(Missouri Digital News) -- This November, Missourians will vote on whether to approve a cigarette tax hike.
The initiative, Proposition B, would put an additional 73 cents per pack tax on cigarettes, increasing the total state tax to 90 cents per pack. Missouri currently has the lowest tobacco tax in the nation at 17 cents a pack.
Prop B is estimated to bring in $283 million to $423 million a year, according to an estimate from the state auditor. The proceeds would be divided between K-12 education, higher education and tobacco prevention and education programs.
Supporters of Prop B, like Rep. Chris Kelly, D-Columbia, said increasing the tax will discourage smoking in Missouri and provide important education funds.
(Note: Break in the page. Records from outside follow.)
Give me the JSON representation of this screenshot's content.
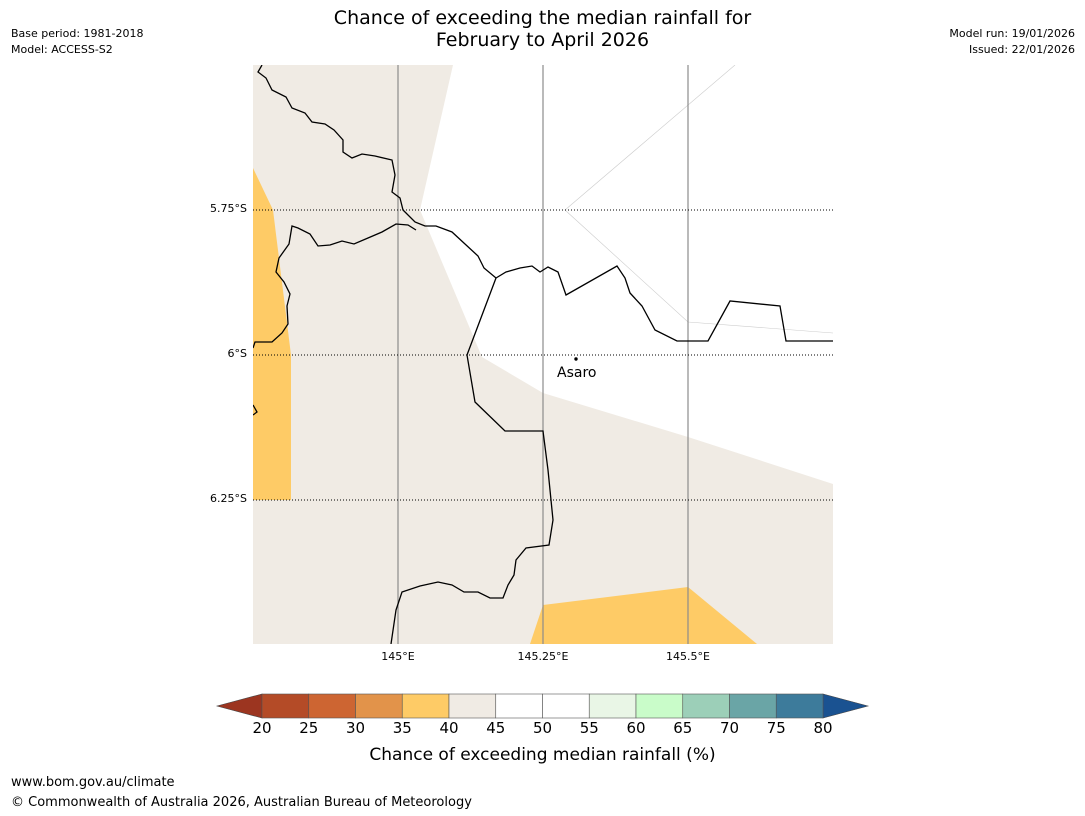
{
  "header": {
    "title_line1": "Chance of exceeding the median rainfall for",
    "title_line2": "February to April 2026",
    "base_period": "Base period: 1981-2018",
    "model": "Model: ACCESS-S2",
    "model_run": "Model run: 19/01/2026",
    "issued": "Issued: 22/01/2026"
  },
  "map": {
    "lat_ticks": [
      "5.75°S",
      "6°S",
      "6.25°S"
    ],
    "lon_ticks": [
      "145°E",
      "145.25°E",
      "145.5°E"
    ],
    "place_label": "Asaro",
    "colors": {
      "band_35_40": "#fecb66",
      "band_40_45": "#f0ebe4",
      "band_45_55": "#ffffff",
      "border": "#000000",
      "gridline": "#8c8c8c"
    }
  },
  "colorbar": {
    "ticks": [
      "20",
      "25",
      "30",
      "35",
      "40",
      "45",
      "50",
      "55",
      "60",
      "65",
      "70",
      "75",
      "80"
    ],
    "label": "Chance of exceeding median rainfall (%)",
    "low_extend_color": "#9c3520",
    "high_extend_color": "#1a5291",
    "segment_colors": [
      "#b44b27",
      "#cd6532",
      "#e2934a",
      "#fecb66",
      "#f0ebe4",
      "#ffffff",
      "#ffffff",
      "#e9f6e6",
      "#c9fcc9",
      "#9ccfb8",
      "#6aa5a6",
      "#3d7b9b"
    ]
  },
  "footer": {
    "url": "www.bom.gov.au/climate",
    "copyright": "© Commonwealth of Australia 2026, Australian Bureau of Meteorology"
  }
}
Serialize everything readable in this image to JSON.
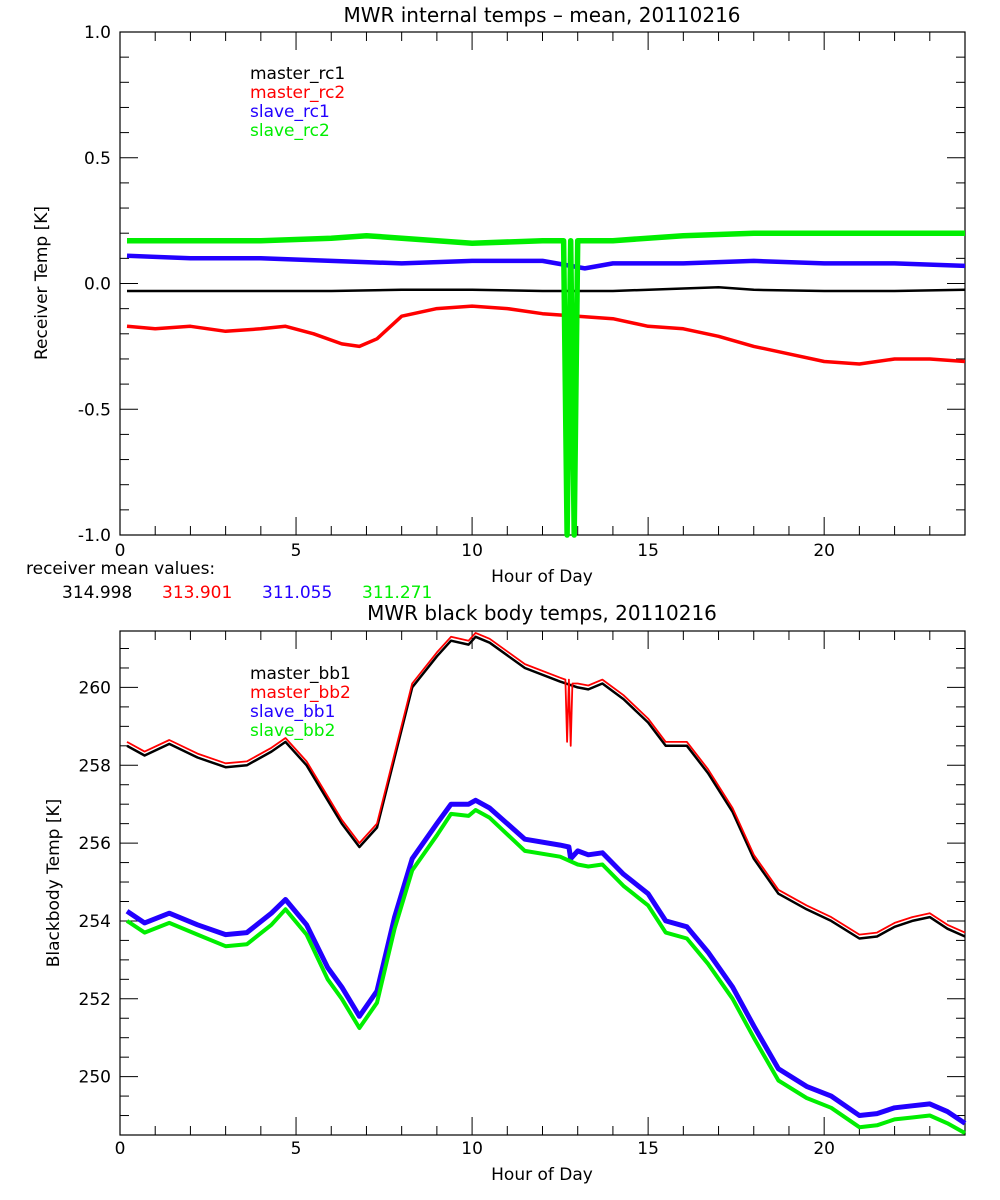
{
  "chart_data": [
    {
      "type": "line",
      "title": "MWR internal temps – mean, 20110216",
      "xlabel": "Hour of Day",
      "ylabel": "Receiver Temp [K]",
      "xlim": [
        0,
        24
      ],
      "ylim": [
        -1.0,
        1.0
      ],
      "xticks": [
        "0",
        "5",
        "10",
        "15",
        "20"
      ],
      "yticks": [
        "1.0",
        "0.5",
        "0.0",
        "-0.5",
        "-1.0"
      ],
      "legend_position": "top-left",
      "series": [
        {
          "name": "master_rc1",
          "color": "#000000",
          "x": [
            0.2,
            2,
            4,
            6,
            8,
            10,
            12,
            14,
            16,
            17,
            18,
            20,
            22,
            24
          ],
          "y": [
            -0.03,
            -0.03,
            -0.03,
            -0.03,
            -0.025,
            -0.025,
            -0.03,
            -0.03,
            -0.02,
            -0.015,
            -0.025,
            -0.03,
            -0.03,
            -0.025
          ]
        },
        {
          "name": "master_rc2",
          "color": "#ff0000",
          "x": [
            0.2,
            1,
            2,
            3,
            4,
            4.7,
            5.5,
            6.3,
            6.8,
            7.3,
            8,
            9,
            10,
            11,
            12,
            13,
            14,
            15,
            16,
            17,
            18,
            19,
            20,
            21,
            22,
            23,
            24
          ],
          "y": [
            -0.17,
            -0.18,
            -0.17,
            -0.19,
            -0.18,
            -0.17,
            -0.2,
            -0.24,
            -0.25,
            -0.22,
            -0.13,
            -0.1,
            -0.09,
            -0.1,
            -0.12,
            -0.13,
            -0.14,
            -0.17,
            -0.18,
            -0.21,
            -0.25,
            -0.28,
            -0.31,
            -0.32,
            -0.3,
            -0.3,
            -0.31
          ]
        },
        {
          "name": "slave_rc1",
          "color": "#2200ff",
          "x": [
            0.2,
            2,
            4,
            6,
            8,
            10,
            12,
            13.2,
            14,
            16,
            18,
            20,
            22,
            24
          ],
          "y": [
            0.11,
            0.1,
            0.1,
            0.09,
            0.08,
            0.09,
            0.09,
            0.06,
            0.08,
            0.08,
            0.09,
            0.08,
            0.08,
            0.07
          ]
        },
        {
          "name": "slave_rc2",
          "color": "#00ee00",
          "x": [
            0.2,
            2,
            4,
            6,
            7,
            8,
            10,
            12,
            12.6,
            12.7,
            12.8,
            12.9,
            13,
            14,
            16,
            18,
            20,
            22,
            24
          ],
          "y": [
            0.17,
            0.17,
            0.17,
            0.18,
            0.19,
            0.18,
            0.16,
            0.17,
            0.17,
            -1.0,
            0.17,
            -1.0,
            0.17,
            0.17,
            0.19,
            0.2,
            0.2,
            0.2,
            0.2
          ]
        }
      ]
    },
    {
      "type": "line",
      "title": "MWR black body temps, 20110216",
      "xlabel": "Hour of Day",
      "ylabel": "Blackbody Temp [K]",
      "xlim": [
        0,
        24
      ],
      "ylim": [
        248.5,
        261.45
      ],
      "xticks": [
        "0",
        "5",
        "10",
        "15",
        "20"
      ],
      "yticks": [
        "250",
        "252",
        "254",
        "256",
        "258",
        "260"
      ],
      "legend_position": "top-left",
      "series": [
        {
          "name": "master_bb1",
          "color": "#000000",
          "x": [
            0.2,
            0.7,
            1.4,
            2.2,
            3.0,
            3.6,
            4.3,
            4.7,
            5.3,
            5.9,
            6.3,
            6.8,
            7.3,
            7.8,
            8.3,
            9.0,
            9.4,
            9.9,
            10.1,
            10.5,
            11.5,
            12.5,
            13.0,
            13.3,
            13.7,
            14.3,
            15.0,
            15.5,
            16.1,
            16.7,
            17.4,
            18.0,
            18.7,
            19.5,
            20.2,
            21.0,
            21.5,
            22.0,
            22.5,
            23.0,
            23.5,
            24.0
          ],
          "y": [
            258.5,
            258.25,
            258.55,
            258.2,
            257.95,
            258.0,
            258.35,
            258.6,
            258.0,
            257.1,
            256.5,
            255.9,
            256.4,
            258.2,
            260.0,
            260.8,
            261.2,
            261.1,
            261.3,
            261.15,
            260.5,
            260.15,
            260.0,
            259.95,
            260.1,
            259.7,
            259.1,
            258.5,
            258.5,
            257.8,
            256.8,
            255.6,
            254.7,
            254.3,
            254.0,
            253.55,
            253.6,
            253.85,
            254.0,
            254.1,
            253.8,
            253.6
          ]
        },
        {
          "name": "master_bb2",
          "color": "#ff0000",
          "x": [
            0.2,
            0.7,
            1.4,
            2.2,
            3.0,
            3.6,
            4.3,
            4.7,
            5.3,
            5.9,
            6.3,
            6.8,
            7.3,
            7.8,
            8.3,
            9.0,
            9.4,
            9.9,
            10.1,
            10.5,
            11.5,
            12.5,
            12.65,
            12.7,
            12.75,
            12.8,
            12.85,
            13.0,
            13.3,
            13.7,
            14.3,
            15.0,
            15.5,
            16.1,
            16.7,
            17.4,
            18.0,
            18.7,
            19.5,
            20.2,
            21.0,
            21.5,
            22.0,
            22.5,
            23.0,
            23.5,
            24.0
          ],
          "y": [
            258.6,
            258.35,
            258.65,
            258.3,
            258.05,
            258.1,
            258.45,
            258.7,
            258.1,
            257.2,
            256.6,
            256.0,
            256.5,
            258.3,
            260.1,
            260.9,
            261.3,
            261.2,
            261.4,
            261.25,
            260.6,
            260.25,
            260.2,
            258.6,
            260.2,
            258.5,
            260.1,
            260.1,
            260.05,
            260.2,
            259.8,
            259.2,
            258.6,
            258.6,
            257.9,
            256.9,
            255.7,
            254.8,
            254.4,
            254.1,
            253.65,
            253.7,
            253.95,
            254.1,
            254.2,
            253.9,
            253.7
          ]
        },
        {
          "name": "slave_bb1",
          "color": "#2200ff",
          "x": [
            0.2,
            0.7,
            1.4,
            2.2,
            3.0,
            3.6,
            4.3,
            4.7,
            5.3,
            5.9,
            6.3,
            6.8,
            7.3,
            7.8,
            8.3,
            9.0,
            9.4,
            9.9,
            10.1,
            10.5,
            11.5,
            12.5,
            12.75,
            12.8,
            13.0,
            13.3,
            13.7,
            14.3,
            15.0,
            15.5,
            16.1,
            16.7,
            17.4,
            18.0,
            18.7,
            19.5,
            20.2,
            21.0,
            21.5,
            22.0,
            22.5,
            23.0,
            23.5,
            24.0
          ],
          "y": [
            254.25,
            253.95,
            254.2,
            253.9,
            253.65,
            253.7,
            254.2,
            254.55,
            253.9,
            252.8,
            252.3,
            251.55,
            252.2,
            254.1,
            255.6,
            256.5,
            257.0,
            257.0,
            257.1,
            256.9,
            256.1,
            255.95,
            255.9,
            255.6,
            255.8,
            255.7,
            255.75,
            255.2,
            254.7,
            254.0,
            253.85,
            253.2,
            252.3,
            251.3,
            250.2,
            249.75,
            249.5,
            249.0,
            249.05,
            249.2,
            249.25,
            249.3,
            249.1,
            248.8
          ]
        },
        {
          "name": "slave_bb2",
          "color": "#00ee00",
          "x": [
            0.2,
            0.7,
            1.4,
            2.2,
            3.0,
            3.6,
            4.3,
            4.7,
            5.3,
            5.9,
            6.3,
            6.8,
            7.3,
            7.8,
            8.3,
            9.0,
            9.4,
            9.9,
            10.1,
            10.5,
            11.5,
            12.5,
            13.0,
            13.3,
            13.7,
            14.3,
            15.0,
            15.5,
            16.1,
            16.7,
            17.4,
            18.0,
            18.7,
            19.5,
            20.2,
            21.0,
            21.5,
            22.0,
            22.5,
            23.0,
            23.5,
            24.0
          ],
          "y": [
            254.0,
            253.7,
            253.95,
            253.65,
            253.35,
            253.4,
            253.9,
            254.3,
            253.65,
            252.5,
            252.0,
            251.25,
            251.9,
            253.8,
            255.3,
            256.2,
            256.75,
            256.7,
            256.85,
            256.65,
            255.8,
            255.65,
            255.45,
            255.4,
            255.45,
            254.9,
            254.4,
            253.7,
            253.55,
            252.9,
            252.0,
            251.0,
            249.9,
            249.45,
            249.2,
            248.7,
            248.75,
            248.9,
            248.95,
            249.0,
            248.8,
            248.55
          ]
        }
      ]
    }
  ],
  "receiver_mean": {
    "label": "receiver mean values:",
    "values": [
      {
        "text": "314.998",
        "color": "#000000"
      },
      {
        "text": "313.901",
        "color": "#ff0000"
      },
      {
        "text": "311.055",
        "color": "#2200ff"
      },
      {
        "text": "311.271",
        "color": "#00ee00"
      }
    ]
  }
}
"For potential teenage smokers, there's a strong correlation between price and starting to smoke. And so, we know the tax will produce revenue that we need, and we also hope that it will discourage teenage smokers," Kelly said.
Ron Leone, executive director of the Missouri Petroleum Marketers and Convenience Store Association, said Prop B's 760 percent cigarette tax increase is devastating.
"It will hurt Missouri consumers, it will force small businesses to close, it will cause people to lose their jobs and it will generate less tax revenue for local and state coffers that are already stretched thin because of the great recession," Leone said.
Twenty percent of the proceeds from the tax would go toward tobacco abstinence programs, 50 percent for K-12 education and 30 percent to higher education.